The Space Shuttle represented the culmination of the US space-race, a national pride endeavor to establish the ultimate in military high ground. Space doesn’t just represent a mysterious place for Astrophysicist to explore, it represents strategic military prowess. The ability to go into space means that you can go anywhere and see anything on the planet. Also, it represents resources. In the 1940′s and 1950′s it became apparent that whomever controlled space controlled the globe. Two super powers, the US and the USSR had the know how to be successful in a space program. This was made possible by German rocket scientists, the most advanced rocket science team of the time, who through the persuasion of allied operatives defected during WWII. Most of the engineers who worked with large rockets come to the American front lines, while many of the engineers who specialized in medium sized rockets went to the Soviet front line. The influx of fully trained rocket engineers as well as the many rockets and rocket parts they brought with them boosted these two countries decades ahead of the rest of the world in rocketry.

Space Fever

Why did the USA land a man on the moon first?

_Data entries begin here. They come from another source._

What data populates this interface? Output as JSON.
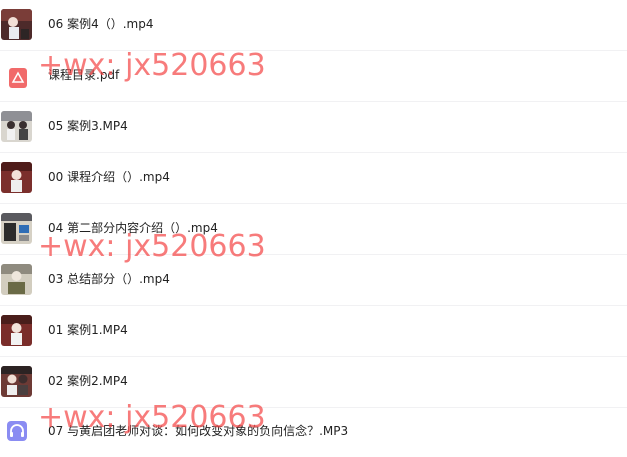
{
  "files": [
    {
      "name": "06 案例4（）.mp4",
      "type": "video"
    },
    {
      "name": "课程目录.pdf",
      "type": "pdf"
    },
    {
      "name": "05 案例3.MP4",
      "type": "video"
    },
    {
      "name": "00 课程介绍（）.mp4",
      "type": "video"
    },
    {
      "name": "04 第二部分内容介绍（）.mp4",
      "type": "video"
    },
    {
      "name": "03 总结部分（）.mp4",
      "type": "video"
    },
    {
      "name": "01 案例1.MP4",
      "type": "video"
    },
    {
      "name": "02 案例2.MP4",
      "type": "video"
    },
    {
      "name": "07 与黄启团老师对谈：如何改变对象的负向信念？.MP3",
      "type": "audio"
    }
  ],
  "watermarks": [
    "+wx: jx520663",
    "+wx: jx520663",
    "+wx: jx520663"
  ],
  "icons": {
    "pdf": "pdf-icon",
    "audio": "headphones-icon",
    "video": "video-thumbnail"
  },
  "colors": {
    "watermark": "#f44848",
    "pdf": "#f16a6a",
    "audio": "#8a8cf2"
  }
}
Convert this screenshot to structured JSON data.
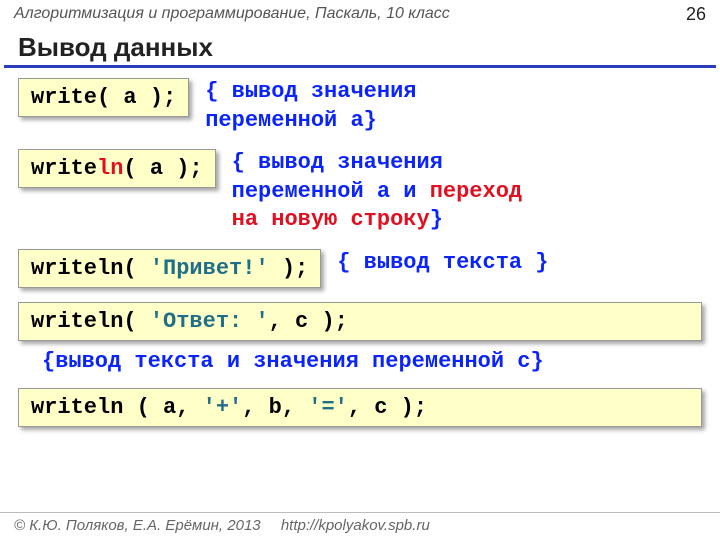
{
  "header": {
    "subject": "Алгоритмизация и программирование, Паскаль, 10 класс",
    "page": "26"
  },
  "title": "Вывод данных",
  "blocks": {
    "b1_code": "write( a );",
    "b1_exp_l1": "{ вывод значения",
    "b1_exp_l2": "переменной a}",
    "b2_pre": "write",
    "b2_ln": "ln",
    "b2_post": "( a );",
    "b2_exp_l1": "{ вывод значения",
    "b2_exp_l2a": "переменной a и ",
    "b2_exp_l2b": "переход",
    "b2_exp_l3a": "на новую строку",
    "b2_exp_l3b": "}",
    "b3_pre": "writeln( ",
    "b3_str": "'Привет!'",
    "b3_post": " );",
    "b3_exp": "{ вывод текста }",
    "b4_pre": "writeln( ",
    "b4_str": "'Ответ: '",
    "b4_post": ", c );",
    "b4_exp": "{вывод текста и значения переменной c}",
    "b5_pre": "writeln ( a, ",
    "b5_s1": "'+'",
    "b5_mid": ", b, ",
    "b5_s2": "'='",
    "b5_post": ", c );"
  },
  "footer": {
    "copyright": "© К.Ю. Поляков, Е.А. Ерёмин, 2013",
    "url": "http://kpolyakov.spb.ru"
  }
}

Many people feel that we were in a race with the USSR, but the reality is that the US was the only country in the race to land a man on the moon at all. Russian technology was dependent on medium sized rockets. They were the first to launch a satellite into orbit, first to launch a man into space, first at many “smaller” mile stones. But this was because the technology used already existed. If you need a large rocket, strap 4 or 5 smaller rockets together and ta-da! Blast off! Getting 4-5 rockets to fire together, while still an engineering feat, is doable. The problem comes when even bigger rocket, say five times larger is needed. If 5 of these large rockets which consist of 5 smaller rockets are strapped together, there are now 25 rockets that must all fire together. This is what the USSR tried, but it left the Russians with a very temperamental large rocket. After launching a lunar probe to the moons, the Soviets pretty much pulled out of the manned space race. The Americans, on the other hand, already had experts on large rocket technology. This advantage, while not apparent for low earth orbit became crucial for the success of the Apollo program.

Space Shuttle: The Next Generation

Towards the End of the Sixties, Scientist and Engineers conceived of the idea of a reusable rocket. Designing and building a reusable rocket would amortize the development cost over many launches. This would require a huge leap forward in engineering and manufacturing technology. Many critical parts had no survivable failure mode. The failure of any one of many of the parts would lead to a lethal failure, which would be unacceptable. To counter this, many parts had to be overhauled between every single launch, making the shuttle very slow and very expensive to operate. If NASA had a budget similar to 1960′s this would have been acceptable, but they didn’t. In order to justify this large expense, NASA grouped all of the launch missions into the one project, turning them into a representation of space supremacy, and most of the budget was used just operating these large, amazing flying machines.

The cost was close to half a billion dollars per launch. There was no money in NASA’s budget  to do any other projects. NASA needed to cut the Shuttle Budget just to get anything else going. Admittedly, it is a shame that we do not currently have a viable launch vehicle yet, however the next space capsule is just around the corner.


Spacecraft replacements

NASA’s next manned spacecraft is called the Orion capsule. Originally this was called the Crewed Exploration Vehicle when it was part of George W. Bush’s Vision for Space Exploration. Unfortunately, big projects require big funding which require leadership approval, and the approval never happened under that administration.

Despite being severely underfunded, The Orion Space Capsule did manage to make its way into the next administrations space policy. This capsule is designed to allow humans to explore for longer, allowing us to go deeper into space than ever before. Unlike previous spacecraft, Orion will have extensive recycling technology, which will reduce the amount of supplies needed for any mission.

The test capsule was recently completed, and is expected to begin it’s first spaceflight test in early 2014. It is designed to be either crewed or uncrewed, allowing for transport of both people and supplies, independently. Really, this is a very exciting time in our space exploration history.

In the future, I will be writing an article about the current commercial spacecraft either being used (as with the Falcon 9) or being created (such as the the Lynx).